Index Questions

J

Jonathan Wood

I have two tables with a one-to-many relationship to each other.

In the table on the many side, I have a foreign key that contains the value
of a primary key in the table on the one side.

Questions:

1. Would you normally index the foreign key in the table on the many side?

2. Would you normally add a primary key to the table on the many side?

Thanks for any input.
 
J

JIGNESH

Ans1. Yes. There could be several reasons, one i can immediately think is
Indexes on FKs can help join performance.
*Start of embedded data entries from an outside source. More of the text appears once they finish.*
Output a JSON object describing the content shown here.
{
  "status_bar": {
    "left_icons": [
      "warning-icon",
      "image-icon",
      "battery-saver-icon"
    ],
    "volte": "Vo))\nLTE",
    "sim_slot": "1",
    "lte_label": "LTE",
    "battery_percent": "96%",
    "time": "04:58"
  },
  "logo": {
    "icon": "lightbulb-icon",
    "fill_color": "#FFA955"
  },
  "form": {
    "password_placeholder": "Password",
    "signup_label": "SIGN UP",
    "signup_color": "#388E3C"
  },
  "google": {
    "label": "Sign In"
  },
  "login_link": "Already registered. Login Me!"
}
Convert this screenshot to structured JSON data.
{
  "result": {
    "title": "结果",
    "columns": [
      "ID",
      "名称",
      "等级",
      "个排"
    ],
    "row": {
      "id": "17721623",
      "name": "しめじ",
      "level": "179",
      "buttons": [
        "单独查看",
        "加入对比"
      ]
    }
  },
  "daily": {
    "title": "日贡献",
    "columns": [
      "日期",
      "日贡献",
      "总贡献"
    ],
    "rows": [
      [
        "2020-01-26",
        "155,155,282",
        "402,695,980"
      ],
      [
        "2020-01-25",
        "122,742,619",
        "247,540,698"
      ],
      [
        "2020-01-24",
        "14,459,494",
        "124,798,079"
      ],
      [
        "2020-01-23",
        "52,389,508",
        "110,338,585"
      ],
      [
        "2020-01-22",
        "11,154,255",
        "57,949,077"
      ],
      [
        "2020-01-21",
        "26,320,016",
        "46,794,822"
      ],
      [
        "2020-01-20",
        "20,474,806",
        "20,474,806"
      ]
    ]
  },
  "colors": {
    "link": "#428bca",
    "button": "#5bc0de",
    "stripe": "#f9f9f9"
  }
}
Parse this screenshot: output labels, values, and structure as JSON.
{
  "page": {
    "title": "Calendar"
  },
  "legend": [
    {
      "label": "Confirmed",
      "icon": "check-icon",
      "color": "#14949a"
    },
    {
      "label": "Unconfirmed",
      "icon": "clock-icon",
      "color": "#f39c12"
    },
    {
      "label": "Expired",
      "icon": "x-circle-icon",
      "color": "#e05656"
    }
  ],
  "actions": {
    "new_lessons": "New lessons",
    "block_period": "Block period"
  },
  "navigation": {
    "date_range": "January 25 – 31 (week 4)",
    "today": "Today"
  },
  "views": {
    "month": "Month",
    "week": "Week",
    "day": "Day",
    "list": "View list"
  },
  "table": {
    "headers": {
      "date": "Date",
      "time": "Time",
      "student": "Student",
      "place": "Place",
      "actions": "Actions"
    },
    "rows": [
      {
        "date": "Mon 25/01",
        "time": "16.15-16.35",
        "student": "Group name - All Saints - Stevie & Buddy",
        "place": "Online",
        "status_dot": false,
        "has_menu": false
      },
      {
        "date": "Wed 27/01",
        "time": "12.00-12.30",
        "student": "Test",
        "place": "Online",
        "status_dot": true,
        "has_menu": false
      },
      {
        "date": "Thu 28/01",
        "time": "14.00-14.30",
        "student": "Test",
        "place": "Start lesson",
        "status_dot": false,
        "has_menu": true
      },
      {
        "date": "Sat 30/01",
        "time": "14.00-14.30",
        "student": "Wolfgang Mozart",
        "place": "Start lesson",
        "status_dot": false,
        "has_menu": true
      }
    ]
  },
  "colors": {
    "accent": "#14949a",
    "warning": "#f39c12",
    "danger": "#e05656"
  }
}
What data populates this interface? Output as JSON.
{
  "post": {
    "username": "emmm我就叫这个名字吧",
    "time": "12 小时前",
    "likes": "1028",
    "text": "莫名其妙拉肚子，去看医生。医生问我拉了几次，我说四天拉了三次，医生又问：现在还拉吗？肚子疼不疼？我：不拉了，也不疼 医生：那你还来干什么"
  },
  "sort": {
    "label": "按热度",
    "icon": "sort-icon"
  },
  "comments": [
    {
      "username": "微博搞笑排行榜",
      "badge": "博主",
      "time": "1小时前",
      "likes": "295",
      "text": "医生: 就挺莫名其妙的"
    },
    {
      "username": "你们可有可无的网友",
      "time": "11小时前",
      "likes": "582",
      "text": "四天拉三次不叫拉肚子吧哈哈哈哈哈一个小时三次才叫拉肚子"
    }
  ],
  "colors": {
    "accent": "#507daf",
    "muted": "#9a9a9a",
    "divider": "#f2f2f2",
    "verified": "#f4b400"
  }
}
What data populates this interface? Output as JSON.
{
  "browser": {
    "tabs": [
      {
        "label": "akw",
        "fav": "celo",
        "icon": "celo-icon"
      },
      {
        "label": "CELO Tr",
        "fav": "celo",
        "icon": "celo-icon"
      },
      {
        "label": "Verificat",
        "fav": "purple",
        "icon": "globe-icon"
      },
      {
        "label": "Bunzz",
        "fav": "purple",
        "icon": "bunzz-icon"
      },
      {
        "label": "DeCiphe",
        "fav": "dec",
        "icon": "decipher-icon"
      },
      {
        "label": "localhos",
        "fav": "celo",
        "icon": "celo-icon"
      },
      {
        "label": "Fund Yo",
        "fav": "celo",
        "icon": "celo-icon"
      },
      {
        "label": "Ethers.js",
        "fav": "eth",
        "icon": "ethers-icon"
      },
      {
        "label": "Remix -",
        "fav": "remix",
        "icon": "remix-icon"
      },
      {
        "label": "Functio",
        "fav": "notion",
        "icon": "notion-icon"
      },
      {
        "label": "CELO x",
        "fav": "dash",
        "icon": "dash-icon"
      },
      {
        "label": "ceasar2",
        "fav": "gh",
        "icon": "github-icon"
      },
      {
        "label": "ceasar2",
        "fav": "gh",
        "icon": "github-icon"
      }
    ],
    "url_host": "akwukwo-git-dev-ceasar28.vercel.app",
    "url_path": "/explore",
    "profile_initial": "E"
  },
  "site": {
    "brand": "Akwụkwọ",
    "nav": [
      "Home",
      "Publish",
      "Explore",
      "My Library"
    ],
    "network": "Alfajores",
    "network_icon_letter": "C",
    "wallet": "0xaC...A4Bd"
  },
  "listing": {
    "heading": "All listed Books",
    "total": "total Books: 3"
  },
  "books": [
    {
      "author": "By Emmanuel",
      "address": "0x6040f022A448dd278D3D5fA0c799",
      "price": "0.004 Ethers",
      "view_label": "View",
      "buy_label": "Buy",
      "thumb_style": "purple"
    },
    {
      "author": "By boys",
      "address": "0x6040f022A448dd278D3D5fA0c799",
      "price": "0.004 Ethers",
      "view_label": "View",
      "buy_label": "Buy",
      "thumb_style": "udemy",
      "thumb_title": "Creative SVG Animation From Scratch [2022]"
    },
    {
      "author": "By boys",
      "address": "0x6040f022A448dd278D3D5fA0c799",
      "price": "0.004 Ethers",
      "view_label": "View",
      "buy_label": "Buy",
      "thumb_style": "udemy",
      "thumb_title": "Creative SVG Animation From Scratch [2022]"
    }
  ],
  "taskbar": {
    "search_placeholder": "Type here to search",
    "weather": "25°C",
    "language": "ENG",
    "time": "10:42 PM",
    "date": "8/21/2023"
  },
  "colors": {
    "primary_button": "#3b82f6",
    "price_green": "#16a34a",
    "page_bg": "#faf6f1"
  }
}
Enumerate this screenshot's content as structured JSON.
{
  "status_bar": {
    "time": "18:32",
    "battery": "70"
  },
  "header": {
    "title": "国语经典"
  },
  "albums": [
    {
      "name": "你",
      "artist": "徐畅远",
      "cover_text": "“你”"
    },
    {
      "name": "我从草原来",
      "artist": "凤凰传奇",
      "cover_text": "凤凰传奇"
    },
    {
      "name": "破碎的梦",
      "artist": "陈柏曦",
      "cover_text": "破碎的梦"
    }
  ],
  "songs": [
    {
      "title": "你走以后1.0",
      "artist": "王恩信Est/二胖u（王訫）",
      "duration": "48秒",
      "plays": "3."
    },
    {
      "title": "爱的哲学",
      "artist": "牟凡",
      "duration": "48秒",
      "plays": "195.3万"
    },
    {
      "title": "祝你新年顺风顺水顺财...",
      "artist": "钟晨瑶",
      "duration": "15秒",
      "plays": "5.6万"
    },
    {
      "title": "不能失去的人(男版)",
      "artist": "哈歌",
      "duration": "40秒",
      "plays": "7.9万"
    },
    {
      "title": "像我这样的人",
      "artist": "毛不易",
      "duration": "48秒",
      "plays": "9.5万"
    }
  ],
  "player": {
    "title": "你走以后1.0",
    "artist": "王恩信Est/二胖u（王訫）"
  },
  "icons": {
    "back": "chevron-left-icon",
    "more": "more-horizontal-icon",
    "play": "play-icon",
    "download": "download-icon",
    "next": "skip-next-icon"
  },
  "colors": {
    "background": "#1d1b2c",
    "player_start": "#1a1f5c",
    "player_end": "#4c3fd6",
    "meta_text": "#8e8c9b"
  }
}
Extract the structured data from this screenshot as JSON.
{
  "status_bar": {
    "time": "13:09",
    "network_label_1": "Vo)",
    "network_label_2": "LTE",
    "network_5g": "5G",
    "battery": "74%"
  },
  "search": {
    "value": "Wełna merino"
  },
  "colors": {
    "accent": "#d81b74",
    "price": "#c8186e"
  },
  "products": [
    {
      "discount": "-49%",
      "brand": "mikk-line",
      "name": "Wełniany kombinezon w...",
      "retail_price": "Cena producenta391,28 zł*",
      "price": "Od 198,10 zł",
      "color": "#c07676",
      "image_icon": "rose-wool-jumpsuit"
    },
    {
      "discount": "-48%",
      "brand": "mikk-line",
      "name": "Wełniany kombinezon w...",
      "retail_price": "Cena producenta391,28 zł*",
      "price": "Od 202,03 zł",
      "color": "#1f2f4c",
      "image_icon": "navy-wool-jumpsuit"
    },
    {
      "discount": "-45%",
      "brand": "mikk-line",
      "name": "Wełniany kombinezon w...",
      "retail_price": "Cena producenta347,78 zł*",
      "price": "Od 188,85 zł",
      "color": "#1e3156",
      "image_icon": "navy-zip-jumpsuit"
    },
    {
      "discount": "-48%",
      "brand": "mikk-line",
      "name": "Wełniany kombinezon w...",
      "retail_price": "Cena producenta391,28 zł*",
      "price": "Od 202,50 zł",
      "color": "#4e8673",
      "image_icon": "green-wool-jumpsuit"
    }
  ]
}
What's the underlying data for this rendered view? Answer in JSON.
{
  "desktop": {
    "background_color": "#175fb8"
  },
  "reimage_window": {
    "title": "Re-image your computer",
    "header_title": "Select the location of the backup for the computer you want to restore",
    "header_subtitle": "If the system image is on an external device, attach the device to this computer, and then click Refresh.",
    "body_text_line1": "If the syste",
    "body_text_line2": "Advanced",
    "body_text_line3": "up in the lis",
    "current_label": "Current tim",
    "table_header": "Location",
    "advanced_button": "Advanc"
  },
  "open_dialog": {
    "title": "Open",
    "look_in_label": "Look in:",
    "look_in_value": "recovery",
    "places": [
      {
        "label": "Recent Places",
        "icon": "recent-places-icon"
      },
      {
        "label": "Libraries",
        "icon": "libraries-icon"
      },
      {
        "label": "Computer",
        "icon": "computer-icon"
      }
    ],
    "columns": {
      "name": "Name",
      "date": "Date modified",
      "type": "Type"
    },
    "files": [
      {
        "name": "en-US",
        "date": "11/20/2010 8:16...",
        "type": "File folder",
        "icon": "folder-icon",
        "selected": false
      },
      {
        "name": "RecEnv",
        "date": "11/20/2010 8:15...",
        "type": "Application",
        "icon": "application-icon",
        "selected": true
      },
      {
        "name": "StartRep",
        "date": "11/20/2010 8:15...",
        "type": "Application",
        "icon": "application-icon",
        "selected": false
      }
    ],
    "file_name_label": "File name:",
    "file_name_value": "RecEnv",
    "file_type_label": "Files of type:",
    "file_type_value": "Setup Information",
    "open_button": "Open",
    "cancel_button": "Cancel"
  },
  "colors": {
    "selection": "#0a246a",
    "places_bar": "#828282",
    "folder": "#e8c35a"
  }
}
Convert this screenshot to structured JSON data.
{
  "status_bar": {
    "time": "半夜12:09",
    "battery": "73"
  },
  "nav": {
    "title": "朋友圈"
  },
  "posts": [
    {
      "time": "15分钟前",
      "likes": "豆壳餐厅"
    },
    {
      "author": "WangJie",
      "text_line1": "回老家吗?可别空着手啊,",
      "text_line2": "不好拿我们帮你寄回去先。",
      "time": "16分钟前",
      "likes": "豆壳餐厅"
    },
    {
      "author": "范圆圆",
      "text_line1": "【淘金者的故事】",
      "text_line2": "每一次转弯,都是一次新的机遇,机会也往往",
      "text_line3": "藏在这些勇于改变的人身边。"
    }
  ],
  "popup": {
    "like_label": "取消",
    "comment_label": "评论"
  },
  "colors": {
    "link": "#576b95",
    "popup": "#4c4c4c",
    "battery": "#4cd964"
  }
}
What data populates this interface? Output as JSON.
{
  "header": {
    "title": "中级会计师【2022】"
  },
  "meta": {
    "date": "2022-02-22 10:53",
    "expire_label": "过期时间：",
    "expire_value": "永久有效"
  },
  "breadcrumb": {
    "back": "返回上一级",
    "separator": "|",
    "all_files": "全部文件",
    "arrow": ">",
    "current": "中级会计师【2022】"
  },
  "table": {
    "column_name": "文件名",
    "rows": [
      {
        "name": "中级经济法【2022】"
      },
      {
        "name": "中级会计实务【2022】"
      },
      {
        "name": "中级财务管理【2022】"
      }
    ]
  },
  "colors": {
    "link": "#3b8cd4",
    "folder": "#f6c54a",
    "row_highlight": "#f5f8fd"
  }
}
Ans2. Yes. Bcos each row should be uniquely idendifited for updates/deletes.

Regards
JIGNESH.
 
J

Jonathan Wood

Thanks. Re: #2, I would never need to uniquely identify a row. Rather, I
would request all the rows matching a particular foreign key, or maybe the
first or last rows matching a particular foreign key.
 
C

Cowboy \(Gregory A. Beamer\)

Yes on both counts.

I loathe tables without proper constraints, which includes primary keys.
There are a few instances where this is not true, but they are rare. Whether
the table is clustered on the primary key or not depends on the data stored,
but it is fairly common to leave the default clustered index when using auto
number fields (IDENTITY), which is fairly common on many tables.

--
Gregory A. Beamer
MVP, MCP: +I, SE, SD, DBA

*************************************************
| Think outside the box!
|
*************************************************
 
J

Jonathan Wood

Thanks for the additional confirmation.

One thing: I will have links to the ASP.NET membership tables but I've
decided not to modify the original tables just in case they need to be
recreated. The result is that I have links to those tables without defining
the relationships and having them enforced by SQL. Other than that though, I
agree to the point I understood your explanation.